Depuis la pandémie de COVID-19 jusqu’aux hausses de taux d'intérêt des économies avancées, les événements de ces dernières années ont laissé de nombreuses économies en développement en proie à de grandes difficultés pour rembourser leurs dettes. Mais le problème pourrait être encore plus grave que le monde ne le pense, car de nombreuses dettes souveraines sont cachées, non divulguées ou opaques. Cela empêche les décideurs politiques et les investisseurs de prendre des décisions en connaissance de cause.

Certains pays à faible revenu ont progressé dans la divulgation de leurs dettes : la dernière Carte thermique sur la déclaration des dettes (a) montre une augmentation de la divulgation, de 60 % en 2021 à 80 % aujourd'hui. Mais certains pays ont régressé, et des lacunes et des faiblesses importantes subsistent. Par exemple, les informations peuvent ne pas être publiées assez rapidement ou de manière suffisamment détaillée, et les pays peuvent ne divulguer que les dettes de l'administration centrale, laissant de côté d'autres engagements publics et garantis par l'État.

Prenons l'exemple des dettes domestiques : de nombreux pays à faible revenu, exclus des marchés financiers, ont eu recours à l'émission de telles dettes (a) pour répondre à leurs besoins de financement, souvent sans déclarer ces instruments. De même, des lignes d'échange de devises (a) opaques sont utilisées pour soutenir des emprunteurs très endettés. Le rapport complet de la Banque mondiale de 2021 sur la transparence de la dette publique dans les pays à faible revenu avait anticipé ces deux tendances.

Pour améliorer la transparence de la dette, il faut agir dans trois domaines clés. Premièrement, nous devons améliorer les logiciels qui enregistrent et gèrent la dette publique. Tout comme les particuliers utilisent les services bancaires en ligne pour gérer leurs finances personnelles, les gouvernements s'appuient sur des logiciels spécialisés pour gérer leurs portefeuilles de dette.

Cependant, alors que les économies avancées conçoivent leurs propres systèmes – généralement dans le cadre d'une solution informatique intégrée qui gère les processus budgétaires, comptables et de trésorerie – la plupart des pays à faible revenu s'appuient sur des logiciels "prêts à l'emploi" subventionnés par la communauté internationale. Ces dispositifs sont souvent inadaptés pour gérer les portefeuilles de dettes de plus en plus complexes des pays, et encore moins pour fournir des rapports complets et opportuns sur la dette.

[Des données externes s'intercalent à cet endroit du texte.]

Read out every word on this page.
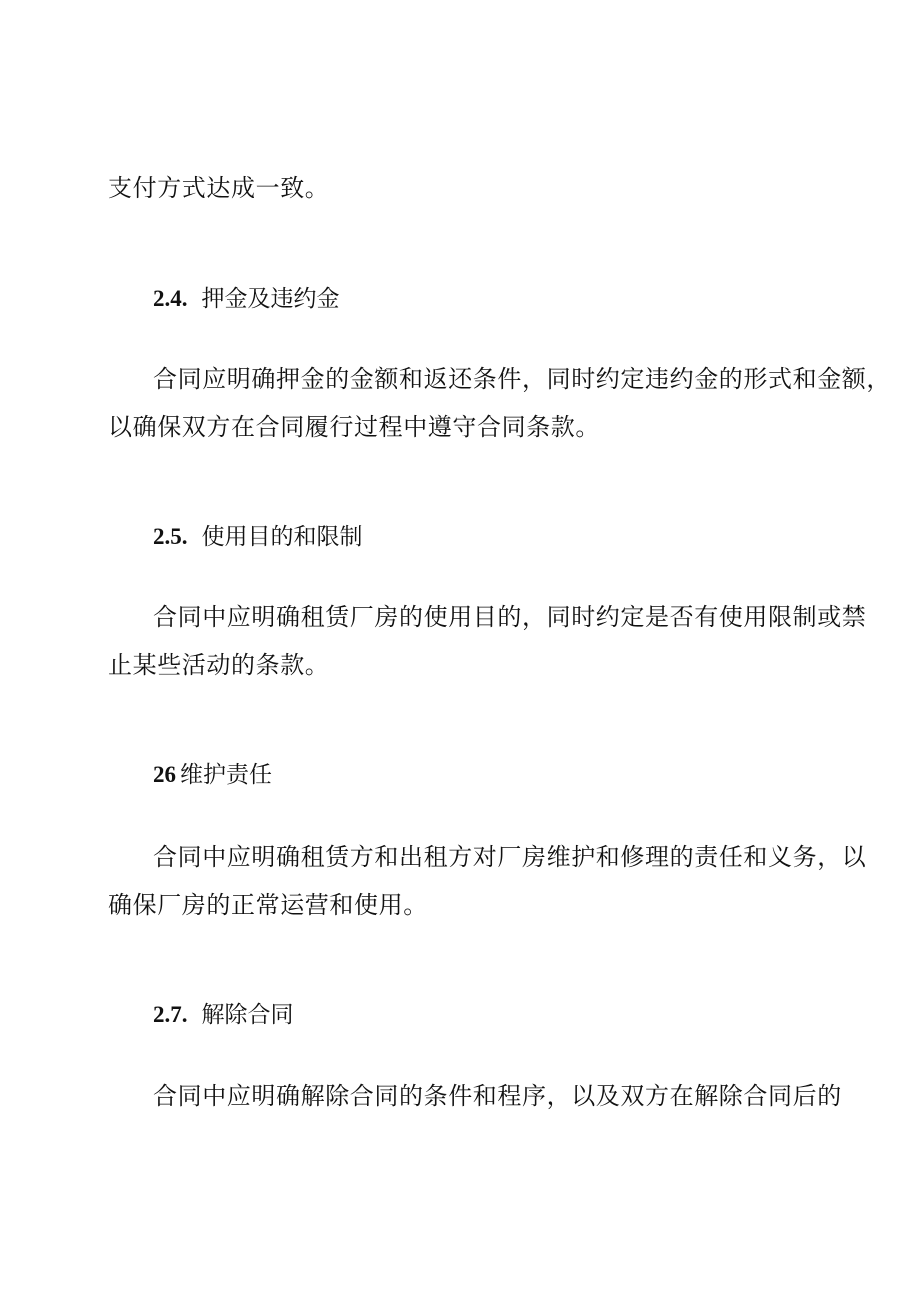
支付方式达成一致。
2.4. 押金及违约金
合同应明确押金的金额和返还条件，同时约定违约金的形式和金额，
以确保双方在合同履行过程中遵守合同条款。
2.5. 使用目的和限制
合同中应明确租赁厂房的使用目的，同时约定是否有使用限制或禁
止某些活动的条款。
26 维护责任
合同中应明确租赁方和出租方对厂房维护和修理的责任和义务，以
确保厂房的正常运营和使用。
2.7. 解除合同
合同中应明确解除合同的条件和程序，以及双方在解除合同后的
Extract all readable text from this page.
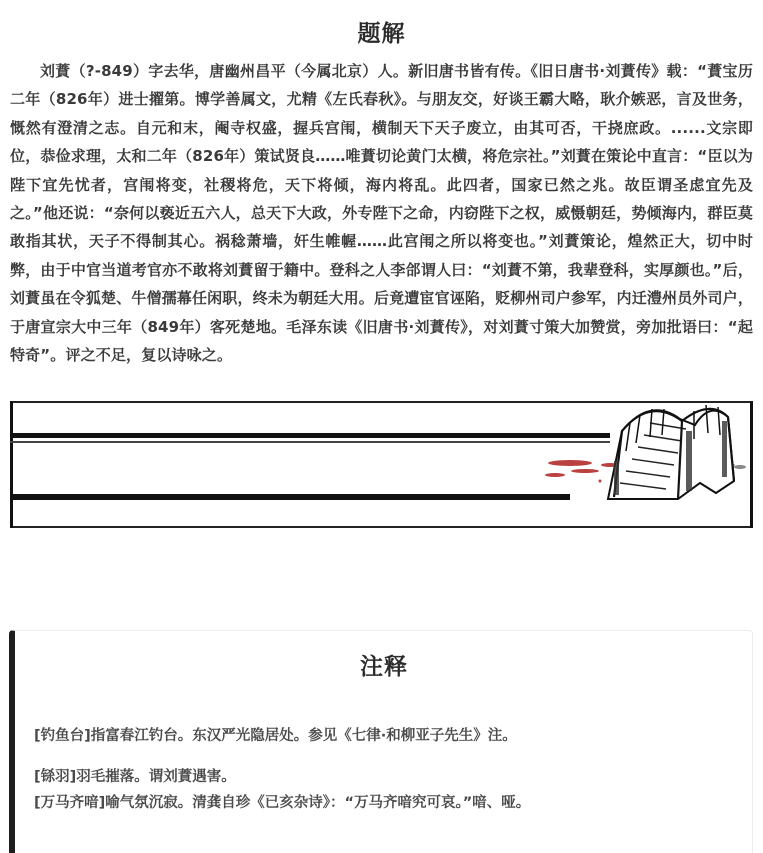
题解
刘蕡（?-849）字去华，唐幽州昌平（今属北京）人。新旧唐书皆有传。《旧日唐书·刘蕡传》载：“蕡宝历二年（826年）进士擢第。博学善属文，尤精《左氏春秋》。与朋友交，好谈王霸大略，耿介嫉恶，言及世务，慨然有澄清之志。自元和末，阉寺权盛，握兵宫闱，横制天下天子废立，由其可否，干挠庶政。......文宗即位，恭俭求理，太和二年（826年）策试贤良……唯蕡切论黄门太横，将危宗社。”刘蕡在策论中直言：“臣以为陛下宜先忧者，宫闱将变，社稷将危，天下将倾，海内将乱。此四者，国家已然之兆。故臣谓圣虑宜先及之。”他还说：“奈何以亵近五六人，总天下大政，外专陛下之命，内窃陛下之权，威慑朝廷，势倾海内，群臣莫敢指其状，天子不得制其心。祸稔萧墙，奸生帷幄……此宫闱之所以将变也。”刘蕡策论，煌然正大，切中时弊，由于中官当道考官亦不敢将刘蕡留于籍中。登科之人李郃谓人曰：“刘蕡不第，我辈登科，实厚颜也。”后，刘蕡虽在令狐楚、牛僧孺幕任闲职，终未为朝廷大用。后竟遭宦官诬陷，贬柳州司户参军，内迁澧州员外司户，于唐宣宗大中三年（849年）客死楚地。毛泽东读《旧唐书·刘蕡传》，对刘蕡寸策大加赞赏，旁加批语曰：“起特奇”。评之不足，复以诗咏之。
注释
[钓鱼台]指富春江钓台。东汉严光隐居处。参见《七律·和柳亚子先生》注。
[铩羽]羽毛摧落。谓刘蕡遇害。
[万马齐喑]喻气氛沉寂。清龚自珍《已亥杂诗》：“万马齐喑究可哀。”喑、哑。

Cette situation est apparue de manière flagrante lors des efforts de consolidation de dette au titre du Cadre commun pour les traitements de la dette du G20, au-delà de l'Initiative de suspension du service de la dette. Les registres de la dette des quatre pays (a) qui ont adhéré au cadre commun – Tchad, Éthiopie, Ghana et Zambie – étaient parfois incomplets et souvent inexacts. Pour résoudre ces problèmes, des feuilles de calcul Excel ont dû être consolidées manuellement – un processus de plusieurs mois qui a considérablement retardé les négociations de restructuration.

Nous recommandons la création d'un groupe de travail chargé de coordonner la conception de meilleurs systèmes de gestion des dettes. Avec la participation des principaux prestataires de services, les membres de ce groupe de travail seraient chargés de normaliser la définition de la dette et les méthodes de calcul, et dirigeraient le développement de solutions informatiques faciles à utiliser. Ainsi, les autorités nationales pourraient se concentrer sur l'analyse et la gestion de la dette, plutôt que de s'enliser dans la saisie et la consolidation des données.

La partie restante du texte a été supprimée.